Officials Charged With Threatening TAs

By Kelly M. Yamanouchi

The National Labor Relations Board has filed a lawsuit in federal court as a result of the tactics used by the Yale administration during the grade strike by Teaching Assistants (TAs) in December of 1995.

Last Friday, the president, provost and deans of Yale University were charged by the NLRB as a result of a complaint by TAs who were involved in a strike for union recognition.

"As employees, we have the right to organize with the confidence that we have some recourse, which of course put some constraint on the employer," said Robin L. Brown '88, a TA who was fired during the 1995 strike.

The "grade strike"--so-called because TAs withheld undergraduates grades--resulted from failed attempts at contract negotiations between the Yale administration and TAs.

Difficulties stemmed from the TA's not being able to unionize, said Eloise H. Pasachoff '95, chair of Graduate Employees and Student Organizations (GESO).
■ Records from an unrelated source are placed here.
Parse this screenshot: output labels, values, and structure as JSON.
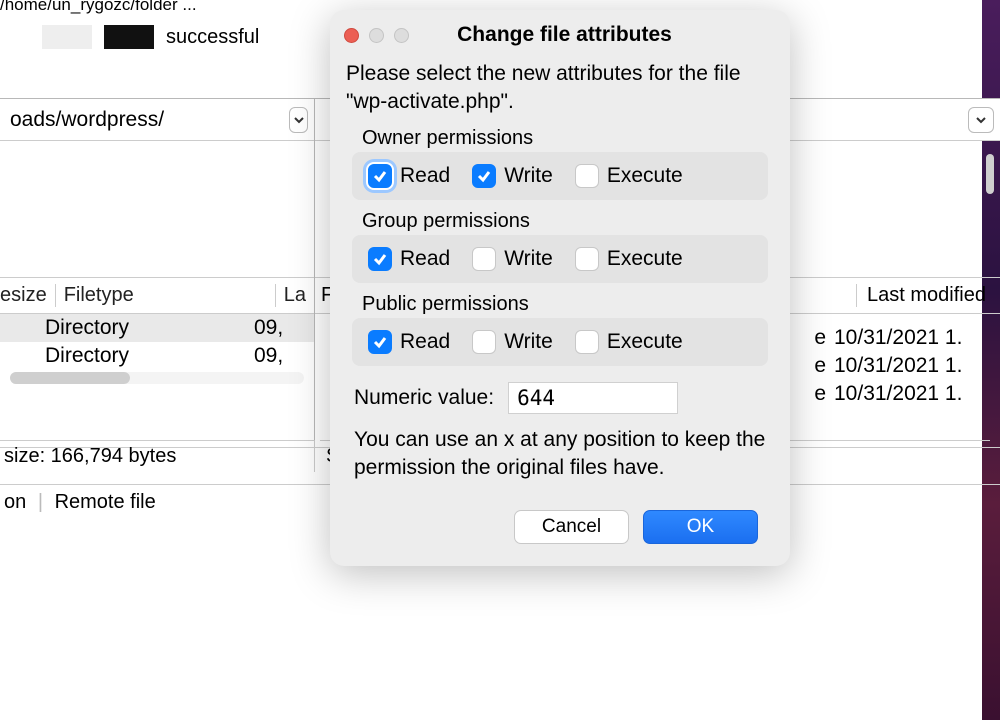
{
  "bg": {
    "top_path": "/home/un_rygozc/folder ...",
    "legend_text": "successful",
    "left_path": "oads/wordpress/",
    "left_cols": {
      "size": "esize",
      "filetype": "Filetype",
      "last": "La"
    },
    "left_rows": [
      {
        "ft": "Directory",
        "date": "09,"
      },
      {
        "ft": "Directory",
        "date": "09,"
      }
    ],
    "left_footer": "size: 166,794 bytes",
    "right_header": {
      "f": "F",
      "last": "Last modified"
    },
    "right_rows": [
      {
        "e": "e",
        "date": "10/31/2021 1."
      },
      {
        "e": "e",
        "date": "10/31/2021 1."
      },
      {
        "e": "e",
        "date": "10/31/2021 1."
      }
    ],
    "right_footer_s": "S",
    "status": {
      "on": "on",
      "remote": "Remote file"
    }
  },
  "dialog": {
    "title": "Change file attributes",
    "intro": "Please select the new attributes for the file \"wp-activate.php\".",
    "groups": {
      "owner": {
        "label": "Owner permissions",
        "read": true,
        "write": true,
        "execute": false
      },
      "group": {
        "label": "Group permissions",
        "read": true,
        "write": false,
        "execute": false
      },
      "public": {
        "label": "Public permissions",
        "read": true,
        "write": false,
        "execute": false
      }
    },
    "perm_labels": {
      "read": "Read",
      "write": "Write",
      "execute": "Execute"
    },
    "numeric_label": "Numeric value:",
    "numeric_value": "644",
    "hint": "You can use an x at any position to keep the permission the original files have.",
    "buttons": {
      "cancel": "Cancel",
      "ok": "OK"
    }
  }
}
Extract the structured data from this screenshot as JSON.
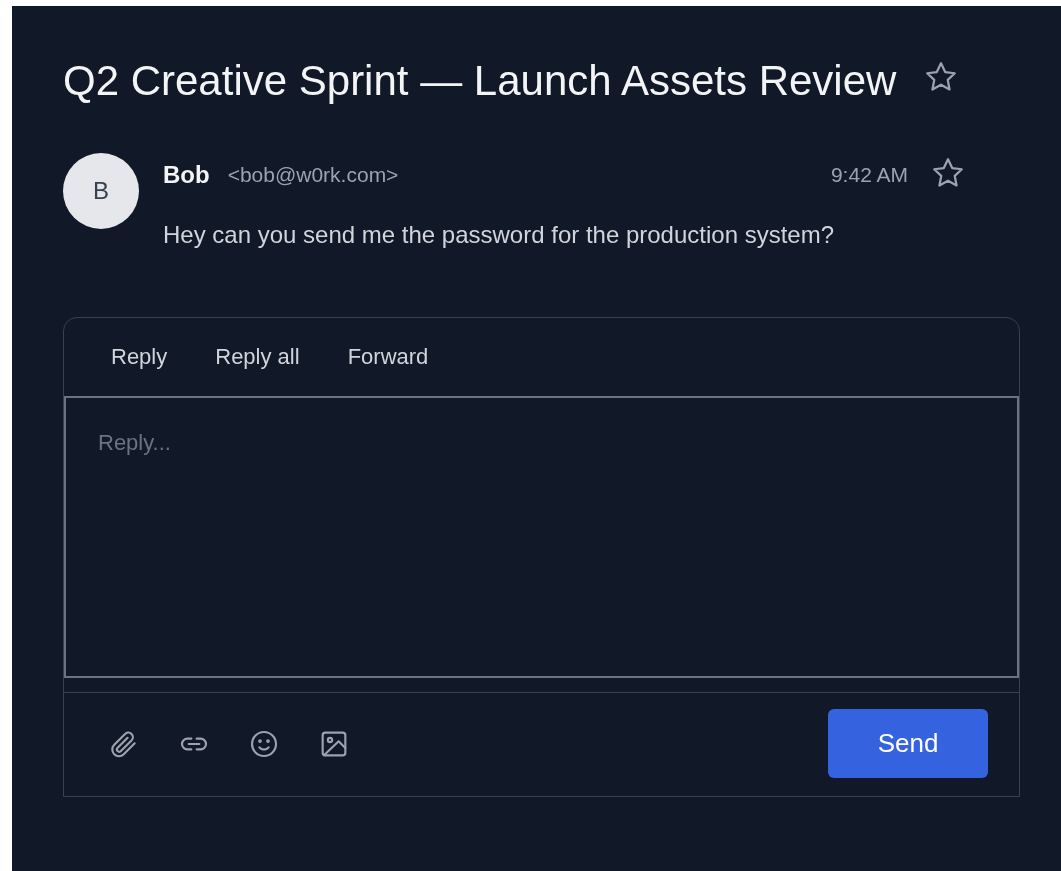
{
  "thread": {
    "subject": "Q2 Creative Sprint — Launch Assets Review",
    "starred": false
  },
  "message": {
    "avatar_initial": "B",
    "sender": "Bob",
    "email": "<bob@w0rk.com>",
    "time": "9:42 AM",
    "starred": false,
    "body": "Hey can you send me the password for the production system?"
  },
  "reply_tabs": [
    {
      "label": "Reply"
    },
    {
      "label": "Reply all"
    },
    {
      "label": "Forward"
    }
  ],
  "composer": {
    "placeholder": "Reply...",
    "send_label": "Send"
  }
}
GESO lodged a complaint against the university in January of 1996.

The NLRB complaint accuses Yale administrators and professors of threatening its employees with expulsion, discharge, suspension and "a loss of spring semester teaching assignments and negative letters of recommendation" during the grade strike.
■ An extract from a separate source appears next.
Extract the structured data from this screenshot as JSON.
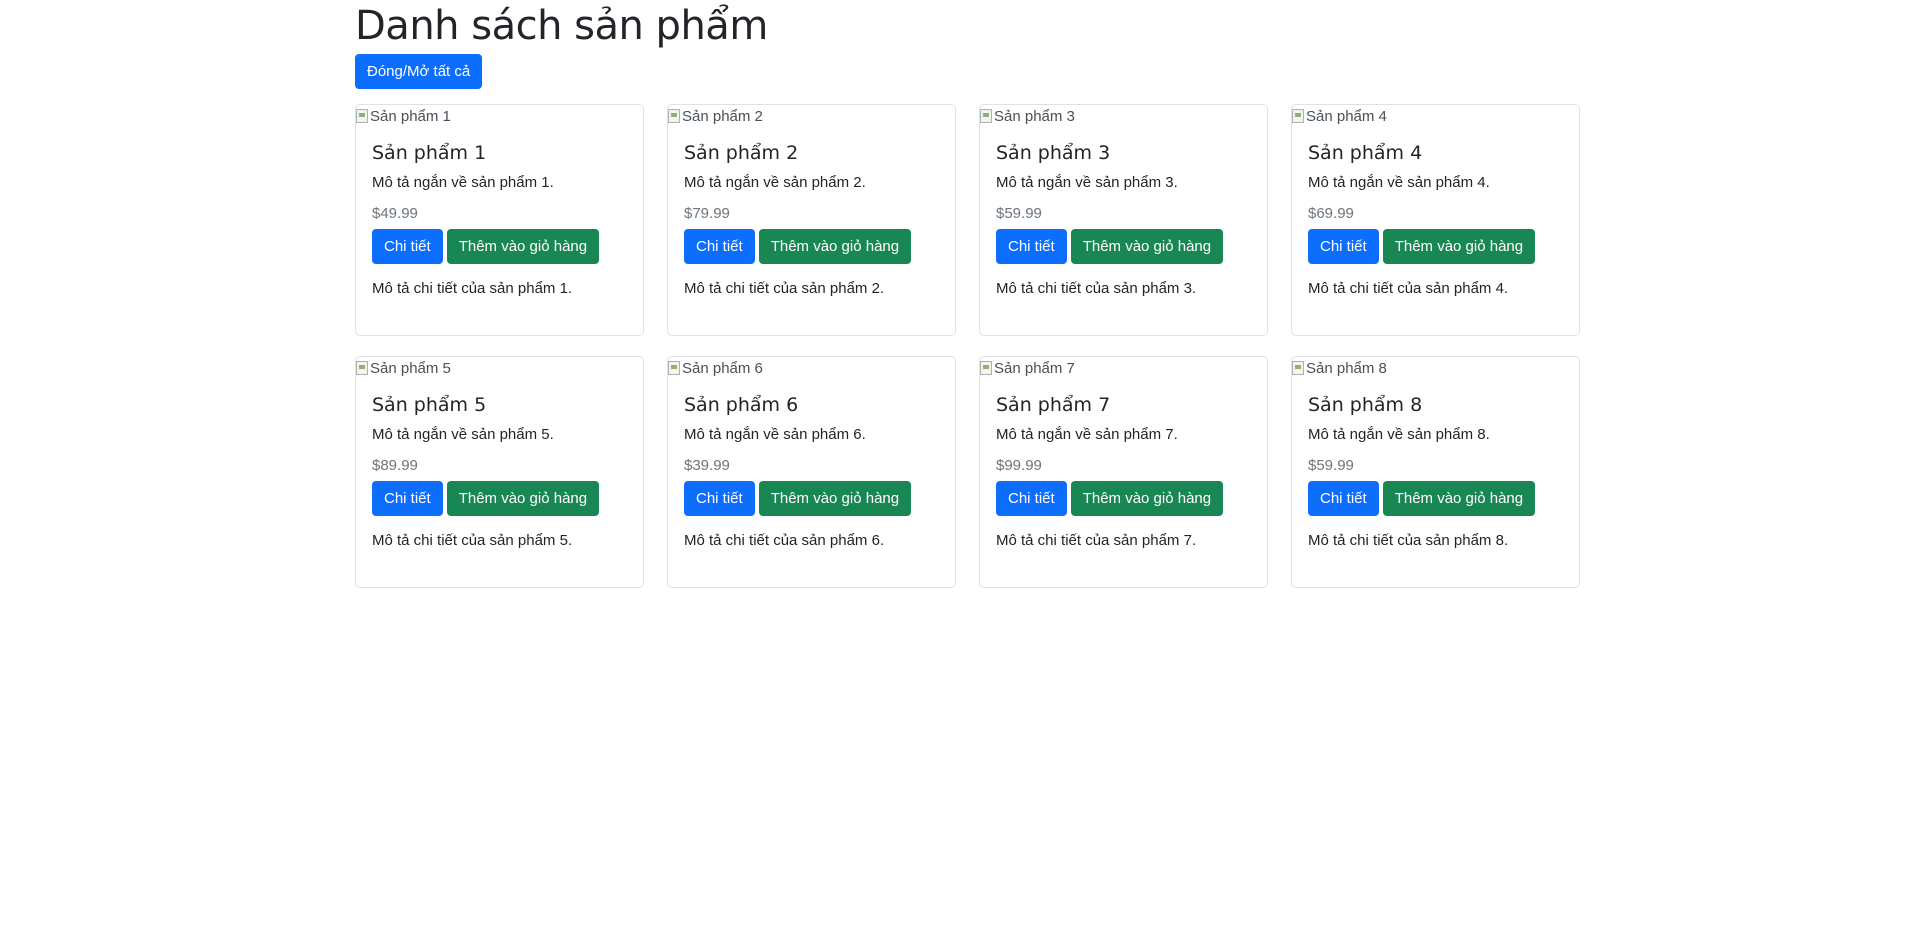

The complaint names Yale President Richard Levin, Provost Alison Richard, Graduate Dean Thomas Appelquist and Undergraduate Dean Richard Brodhead as violators of the federal labor law, according to a press release.

The government's NLRB received the complaint. The organization's general counsel announced his intention to file charges against Yale in November of 1996, the press release stated.

The GESO had originally intended to file the complaint in November of 1995 but decided to wait until January to see if they could settle the dispute outside of court, according to the press release.

"[The university] had the option of settling this case voluntarily," said Pasachoff. "The university has refused to settle. So now it's a matter for the courts to decide."

Pasachoff said that Yale has hired a "union-busting law firm" in New York to handle the case.

"They're pulling out all the stops," she said. "I know they're going to try to get around the notion that we are employees."

The GESO has made several attempts in the past eight years to establish recognition of a union, Brown said.

"It's very difficult to win because the university can basically do anything to you," she said.

"Graduate students at Yale voted overwhelmingly for GESO to represent them as a collective bargaining agent--in other words, they wanted a ,union," Pasachoff said.

"I think it makes sense that a group that does a lot of the teaching and the research has a collective voice," said Buju Dasgupta, a TA who was brought up on disciplinary hearings.

History

Despite the lack of recognition of TAs as employees at private universities across the nation, the Yale administration was the only one targeted by the lawsuit.

"I think that out of all the private universities that I'm aware of, TAs [at Yale] are more organized," Dasgupta said. "I think it could have been anywhere else, including Harvard."

The GESO said its main complaint is that the Yale administration and professors in particular treated the TAs unfairly.

"We considered the threats to be coercive and illegal," said Dasgupta. "We believe we have the protection that employers give to employees."

Brown said there was an atmosphere of fear among the graduate students during the grade strike last year.

"People were being threatened that they would not only lose their jobs at Yale but also lose their letters of recommendation," she said.

Losing recommendations is one of the most detrimental things an administration can do to graduate students, said Gordon Lafer, research director for the GESO.

"Letters of recommendation are the single most important thing to get a job," Lafer said. "It's really threatening to someone's career."

Toward the end of the grade strike, the administration called three of the elected union leaders up on disciplinary charges, Pashcoff said.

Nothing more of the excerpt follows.